Synthesis, structure, photophysical, electrochemical properties and antibacterial activity of brominated BODIPYs

A series of mono- and di-brominated BODIPYs (1–5) was synthesized and characterized with a view to study the performance of dyes towards antibacterial activity. Regioselective bromination at the 2- and 2,6-positions of the BODIPY core was achieved with quantitative yield. The bromination of meso-(4-hydroxyphenyl) BODIPY (5) yielded an unexpected dibromo derivative, where the bromine groups were installed at the 3,5-positions of the phenyl ring rather than the 2,6-positions of the BODIPY core, which is confirmed and supported by UV-visible, fluorescence, and 1H NMR spectroscopic analyses, electrochemical studies, and also by single crystal X-ray crystallography. We observed a red shift of ∼16 nm in the absorption and 20–29 nm in the emission spectra in CH2Cl2 for the installation of each bromine group at the BODIPY core. The small difference between the first reduction potentials of the parent and dibromo derivative (5 and 5b) reveal that dibromination does not occur on the pyrrolic moiety. The intermolecular interactions involving C⋯H, F⋯H, H⋯H, and Br⋯H are the key factors in stabilizing the molecular crystal packing. The antibacterial properties of these dyes were investigated and the brominated derivatives showed better antibacterial effects than their corresponding parent BODIPYs, particularly the unusual dibromo derivative, 5b.
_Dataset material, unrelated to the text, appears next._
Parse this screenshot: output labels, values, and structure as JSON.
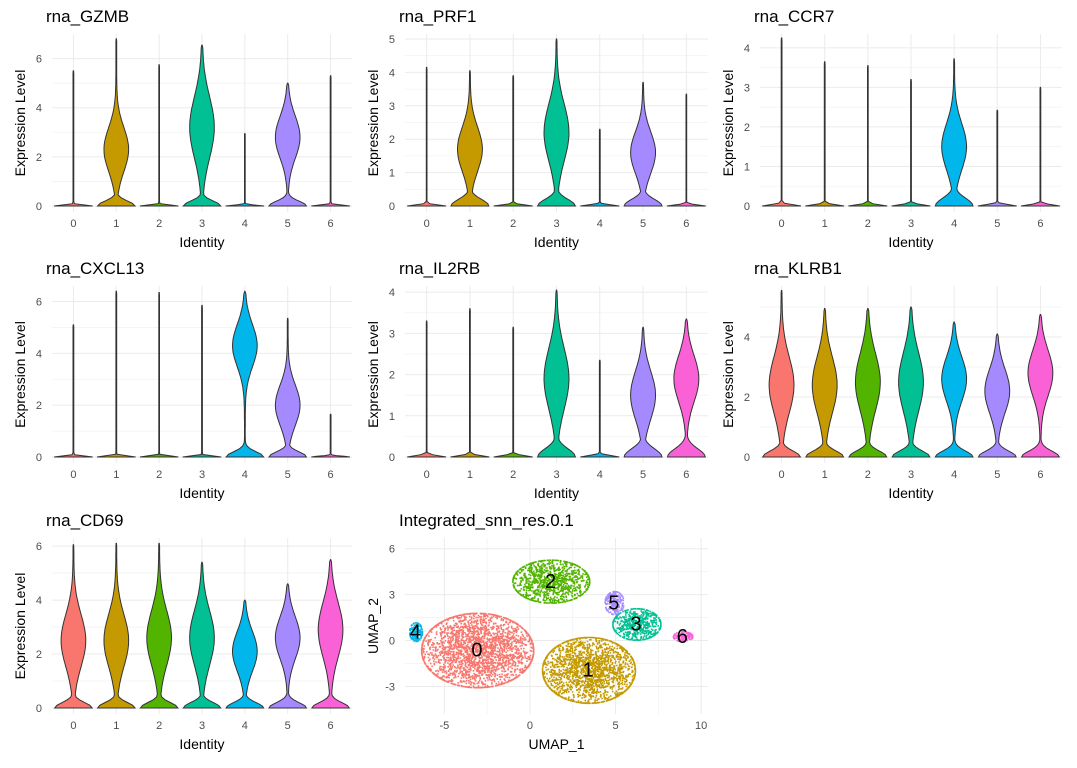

χ(3) measurements of axial ligand modified high valent tin(IV) porphyrins using degenarete four wave mixing at 532nm

Porphyrins and metalloporphyrins are unique class of molecules for Nonlinear Optical applications because of their unique structure of altering the central metal atom, large extended π-system, high thermal stability, tunable shape, symmetry and synthetic versatility Here, we report χ(3) Measurements of a simple phenyl porphyrins and its highvalent tin(IV) porphyrins with Bromination characterized by UV-Visible spectroscopic method. In this study, we employed the Degenerate Four Wave Mixing technique using forward Boxcar geometry with an Nd:YAG nano second pulsed laser as source and it was found that the tin(IV) porphyrin with Bromination exhibits good χ(3) value and figure of merit.